Workers on front lines of homeless crisis could get guaranteed wage hikes
A Seattle City Council committee voted unanimously to tie service provider contracts to inflation, teeing up the issue for likely approval by the full council.
Staff turnover among social service providers is rampant — consistently hovering about 50% a year for many of Seattle’s nonprofit organizations. As a result, employees say the struggle to fill vacancies never ends, institutional memory evaporates and the carefully fostered relationships with clients are lost.
Workers blame a large part of that turnover on the poor pay, consistently less than $40,000 a year. “The difference between the staff and youth is one paycheck,” said Semone Andu, manager of the Orion Center youth homeless shelter.
In an effort to address this long-acknowledged problem of low-paying nonprofit jobs and the rising cost of doing business in the city, a Seattle City Council committee on Thursday approved automatic yearly funding increases for service providers who contract with the city, tying the contract amount to inflation — specifically to Seattle’s Consumer Price Index, which is based on the cost of basic goods. The full council is scheduled to vote on the measure Monday, although council officials said it could get pushed back a week.
It is a novel approach. In past years, increases have been hashed out during the fall’s chaotic budget season. In last year’s budget, the council granted a 2% raise.
But advocates for the baked-in hikes say the situation is dire enough and the work important enough that pay increases should not be at risk every time there is a new budget.
“We should not be in a position every year to rehash the why, when it's so obvious that if you don't have stable services being provided by these human service contractors, then our seniors and our vets and our families and our youth suffer,” Councilmember Teresa Mosqueda said in an interview.
Though the legislation is meant in part to address lagging wages, Mosqueda specified that it is about much more than wages alone. She said, "The cost of retail space has increased, yet those contracts did not get an increase to reflect that inflation. The cost of water has increased, health care, City Light bills."
But while the idea of guaranteed contract increases has broad support in principle, several council members expressed concern about the implications of predetermined increases, if and when a recession hits.

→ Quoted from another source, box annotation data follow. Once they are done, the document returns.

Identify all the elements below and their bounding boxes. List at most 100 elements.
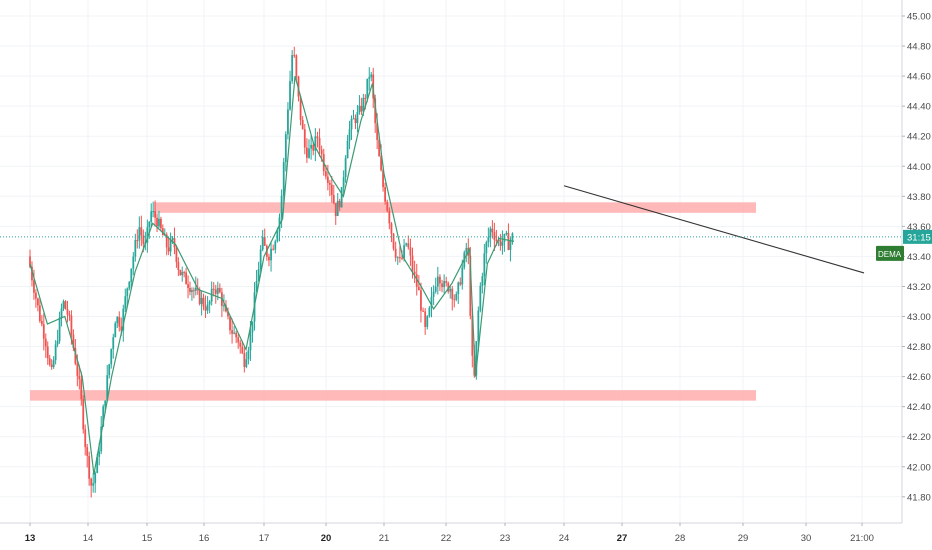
support-resistance-zones (30, 202, 756, 401)
candle-body (299, 96, 302, 120)
candle-body (493, 232, 496, 240)
candle-body (98, 451, 101, 457)
candle-body (336, 200, 339, 216)
candle-body (42, 324, 45, 339)
time-tick-label: 21:00 (850, 533, 874, 544)
candle-body (140, 227, 143, 236)
candle-body (218, 287, 221, 293)
candle-body (161, 228, 164, 236)
candle-body (136, 240, 139, 242)
candle-body (386, 201, 389, 211)
candle-body (350, 119, 353, 130)
candle-body (328, 182, 331, 185)
price-tick-label: 43.60 (907, 222, 931, 233)
candle-body (398, 257, 401, 259)
candle-body (475, 341, 478, 376)
time-tick-label: 27 (617, 533, 628, 544)
candle-body (507, 232, 510, 250)
candle-body (479, 285, 482, 311)
candle-body (194, 287, 197, 291)
candle-body (104, 400, 107, 407)
candle-body (202, 297, 205, 307)
candle-body (198, 289, 201, 304)
price-tick-label: 43.00 (907, 312, 931, 323)
price-tick-label: 43.80 (907, 192, 931, 203)
candle-body (152, 211, 155, 213)
price-tick-label: 42.20 (907, 432, 931, 443)
candle-body (231, 330, 233, 334)
candle-body (445, 281, 448, 283)
candle-body (388, 210, 391, 224)
candle-body (146, 227, 149, 243)
candle-body (94, 472, 97, 484)
candle-body (415, 274, 418, 287)
time-tick-label: 21 (379, 533, 390, 544)
candle-body (352, 118, 355, 120)
candle-body (284, 134, 287, 163)
candle-body (447, 282, 450, 292)
candle-body (434, 286, 437, 292)
candle-body (92, 483, 95, 486)
candle-body (485, 242, 488, 254)
time-tick-label: 13 (25, 533, 36, 544)
candle-body (86, 447, 89, 457)
candle-body (169, 239, 172, 252)
candle-body (249, 332, 252, 351)
candle-body (46, 346, 49, 359)
candle-body (179, 269, 182, 276)
candle-body (175, 247, 178, 263)
dema-series (29, 75, 515, 475)
candle-body (206, 304, 209, 311)
candle-body (511, 233, 514, 241)
candle-body (225, 305, 227, 312)
price-tick-label: 42.60 (907, 372, 931, 383)
candle-body (96, 456, 99, 473)
candle-body (469, 255, 472, 316)
candle-body (436, 276, 439, 287)
candle-body (257, 269, 260, 281)
candle-body (189, 288, 191, 292)
price-tick-label: 42.80 (907, 342, 931, 353)
trendline[interactable] (563, 185, 865, 274)
candle-body (289, 81, 291, 110)
candle-body (503, 234, 506, 242)
candle-body (316, 136, 319, 138)
candle-body (72, 334, 75, 348)
candle-body (192, 290, 195, 292)
candle-body (457, 282, 460, 295)
candle-body (31, 266, 33, 281)
candle-body (156, 217, 158, 227)
candle-body (295, 55, 298, 77)
time-tick-label: 22 (441, 533, 452, 544)
candle-body (70, 315, 73, 335)
candle-body (84, 429, 87, 448)
candle-body (473, 355, 476, 376)
candle-body (227, 311, 229, 317)
candle-body (348, 129, 351, 141)
dema-tag-label: DEMA (878, 250, 902, 259)
candle-body (76, 363, 79, 376)
candle-body (116, 317, 119, 324)
candle-body (312, 144, 315, 151)
candle-body (122, 308, 125, 331)
candle-body (38, 305, 41, 321)
time-tick-label: 29 (738, 533, 749, 544)
dema-tag (876, 245, 904, 261)
candle-body (461, 267, 464, 285)
price-tick-label: 41.80 (907, 492, 931, 503)
candle-body (358, 105, 361, 112)
candle-body (360, 105, 363, 112)
candle-body (499, 239, 502, 246)
candle-body (334, 203, 337, 216)
candle-body (160, 218, 162, 229)
candle-body (384, 187, 387, 202)
candle-body (280, 195, 283, 218)
candle-body (282, 162, 285, 196)
time-tick-label: 23 (500, 533, 511, 544)
candle-body (407, 243, 410, 248)
candle-body (214, 289, 217, 294)
candle-body (356, 111, 359, 124)
trendline-segment[interactable] (563, 185, 865, 274)
candle-body (158, 218, 160, 227)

The Seattle Human Services Department contracts with more than 180 organizations for a total of about $134 million a year. In the past 12 months, Seattle’s CPI has increased 2.9%. If that held, that $134 million would grow to about $179 million by 2029.

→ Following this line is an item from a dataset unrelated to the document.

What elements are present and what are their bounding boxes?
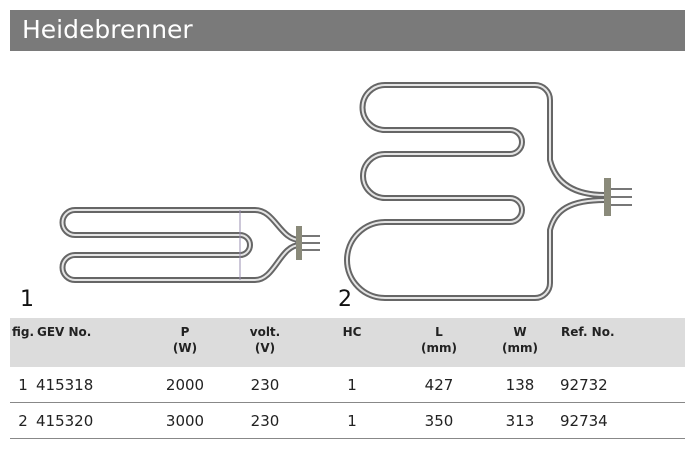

Calling herself the “cranky budget chair,” Councilmember Sally Bagshaw proposed tying the maximum wage increase to the growth of the city’s general fund. It was an attempt to give the council more flexibility if the economy turns south and the council needs to make cuts.
“I am looking at this more from the standpoint of not tying council’s hands,” she said.

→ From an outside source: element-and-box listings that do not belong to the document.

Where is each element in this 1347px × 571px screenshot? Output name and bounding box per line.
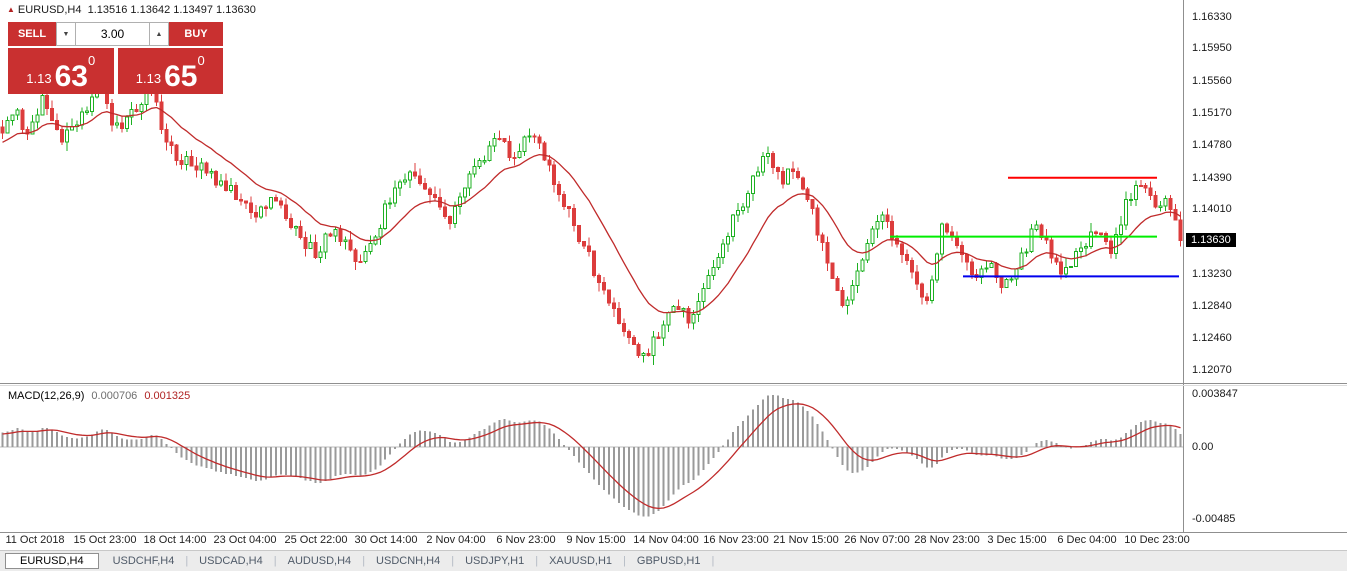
time-axis-label: 9 Nov 15:00 [566,534,626,546]
sell-price-prefix: 1.13 [26,71,52,86]
time-axis-label: 23 Oct 04:00 [213,534,277,546]
time-axis-label: 10 Dec 23:00 [1124,534,1190,546]
price-axis-label: 1.14390 [1192,172,1232,184]
time-axis-label: 14 Nov 04:00 [633,534,699,546]
time-axis-label: 11 Oct 2018 [5,534,65,546]
time-axis-label: 25 Oct 22:00 [284,534,348,546]
price-axis-label: 1.15170 [1192,107,1232,119]
tab-usdchf-h4[interactable]: USDCHF,H4 [112,555,175,567]
macd-axis-label: -0.00485 [1192,513,1236,525]
price-axis-label: 1.12840 [1192,300,1232,312]
time-axis-label: 30 Oct 14:00 [354,534,418,546]
volume-input[interactable]: 3.00 [76,22,149,46]
ohlc-info: ▲ EURUSD,H4 1.13516 1.13642 1.13497 1.136… [7,4,256,16]
volume-decrease-button[interactable]: ▼ [56,22,76,46]
price-axis-label: 1.15950 [1192,42,1232,54]
current-price-badge: 1.13630 [1186,233,1236,247]
axis-separator-vertical [1183,0,1184,532]
chevron-down-icon: ▼ [62,30,70,38]
macd-label: MACD(12,26,9) 0.000706 0.001325 [8,390,190,402]
price-axis-label: 1.13230 [1192,268,1232,280]
macd-axis-label: 0.003847 [1192,388,1238,400]
tab-usdcnh-h4[interactable]: USDCNH,H4 [376,555,441,567]
price-axis-label: 1.16330 [1192,11,1232,23]
chart-macd-separator[interactable] [0,383,1347,384]
volume-increase-button[interactable]: ▲ [149,22,169,46]
time-axis-label: 3 Dec 15:00 [987,534,1047,546]
chart-tab-bar: EURUSD,H4 USDCHF,H4 | USDCAD,H4 | AUDUSD,H4 | U… [0,550,1347,571]
price-chart[interactable] [0,0,1183,383]
time-axis: 11 Oct 2018 15 Oct 23:00 18 Oct 14:00 23 Oc… [0,534,1347,550]
tab-usdcad-h4[interactable]: USDCAD,H4 [199,555,263,567]
macd-axis: 0.003847 0.00 -0.00485 [1184,386,1347,532]
sell-button[interactable]: SELL [8,22,56,46]
macd-main-value: 0.000706 [91,390,138,402]
buy-price-button[interactable]: 1.13 65 0 [117,48,223,94]
macd-axis-label: 0.00 [1192,441,1214,453]
sell-price-big: 63 [54,59,88,93]
macd-timeaxis-separator [0,532,1347,533]
time-axis-label: 6 Dec 04:00 [1057,534,1117,546]
price-axis: 1.13630 1.16330 1.15950 1.15560 1.15170 1.14… [1184,0,1347,383]
time-axis-label: 26 Nov 07:00 [844,534,910,546]
tab-xauusd-h1[interactable]: XAUUSD,H1 [549,555,613,567]
buy-price-prefix: 1.13 [135,71,162,86]
price-axis-label: 1.12460 [1192,332,1232,344]
tab-eurusd-h4[interactable]: EURUSD,H4 [5,553,99,569]
time-axis-label: 6 Nov 23:00 [496,534,556,546]
tab-separator: | [451,555,455,567]
price-axis-label: 1.15560 [1192,75,1232,87]
time-axis-label: 18 Oct 14:00 [143,534,207,546]
chevron-up-icon: ▲ [155,30,163,38]
buy-price-big: 65 [164,59,198,93]
price-axis-label: 1.12070 [1192,364,1232,376]
time-axis-label: 16 Nov 23:00 [703,534,769,546]
tab-audusd-h4[interactable]: AUDUSD,H4 [287,555,352,567]
macd-signal-value: 0.001325 [144,390,191,402]
buy-price-sup: 0 [197,53,205,68]
macd-name: MACD(12,26,9) [8,390,85,402]
time-axis-label: 21 Nov 15:00 [773,534,839,546]
tab-separator: | [535,555,539,567]
tab-usdjpy-h1[interactable]: USDJPY,H1 [465,555,525,567]
tab-separator: | [185,555,189,567]
symbol-ohlc-text: EURUSD,H4 1.13516 1.13642 1.13497 1.1363… [17,4,256,16]
tab-separator: | [362,555,366,567]
sell-price-sup: 0 [87,53,96,68]
price-axis-label: 1.14010 [1192,203,1232,215]
price-axis-label: 1.14780 [1192,139,1232,151]
time-axis-label: 2 Nov 04:00 [426,534,486,546]
time-axis-label: 28 Nov 23:00 [914,534,980,546]
tab-gbpusd-h1[interactable]: GBPUSD,H1 [636,555,701,567]
chart-macd-separator-light [0,385,1347,386]
tab-separator: | [623,555,626,567]
symbol-direction-icon: ▲ [7,5,15,14]
macd-indicator[interactable] [0,386,1183,532]
one-click-trading-panel: SELL ▼ 3.00 ▲ BUY 1.13 63 0 1.13 65 0 [8,22,223,94]
sell-price-button[interactable]: 1.13 63 0 [8,48,114,94]
tab-separator: | [273,555,277,567]
time-axis-label: 15 Oct 23:00 [73,534,137,546]
tab-separator: | [711,555,715,567]
buy-button[interactable]: BUY [169,22,223,46]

Mosqueda and others pushed back, saying those would be the times when paying service workers is the most important. Bagshaw ultimately withdrew her amendment for lack of support.
Rather than providing human services itself, the city contracts with nonprofits across the city for everything from homeless services, food banks, support for domestic violence survivors and more — all groups that would be impacted by the proposed legislation.
It’s not uncommon for workers to be guaranteed cost-of-living adjustments. Most unionized city employees — and many nonunion city employees as well — are guaranteed increases as part of their contracts.
Mosqueda said the best apples-to-apples comparison is the state minimum wage, which is adjusted for inflation every year.
But the way in which the council is guaranteeing wage increases to service providers by way of legislation is unique. Several council members said this was a reflection of the city’s values and the importance of the work.
“They cannot help people get into housing, stay on their medication, make sure people are getting access to food if they are operating with half the staff,” said Mosqueda. “If they have 40% to 50% turnover and vacancy rates, they are unable to fulfill their contracts.”
It’s well known that homelessness in Seattle has increased to the point that it has been declared an emergency. As the homeless population has increased, the challenges facing providers’ clientele have become more severe — which in turn makes turnover even more disruptive as new employees deal with problems that exceed their level of experience.
“Let’s not kid ourselves: I think that this city’s homeless and social service response is built on the backs of workers in nonprofits that are paid under a living wage often times,” said Bill Hallerman, director of Catholic Community Services.
Outgoing Councilmember Mike O’Brien has long fought for wage increases for service providers, but had so far done so only in the context of the budget debate.
The council voted the legislation out of committee Thursday with a 5-0 vote, enough for a council majority and all but guaranteeing it will pass the full council. Additionally, Bagshaw and Councilmember Debora Juarez said they supported the legislation, but had to leave the committee before the final vote.
One question remains to be answered. Council President Bruce Harrell expressed concern that the legislation did not mandate that service providers use the additional funds for wages. Other council members said there were mechanisms for oversight already built into the city’s process. However, Mosqueda left open the possibility for future discussion and proposed pushing the final vote back a week. As of now, it remains scheduled for Monday.
Correction: An earlier version of this story indicated that the bill was meant only to address social service worker wages. The bill is meant to address the rising cost of office space, bills and other costs of business along with wages.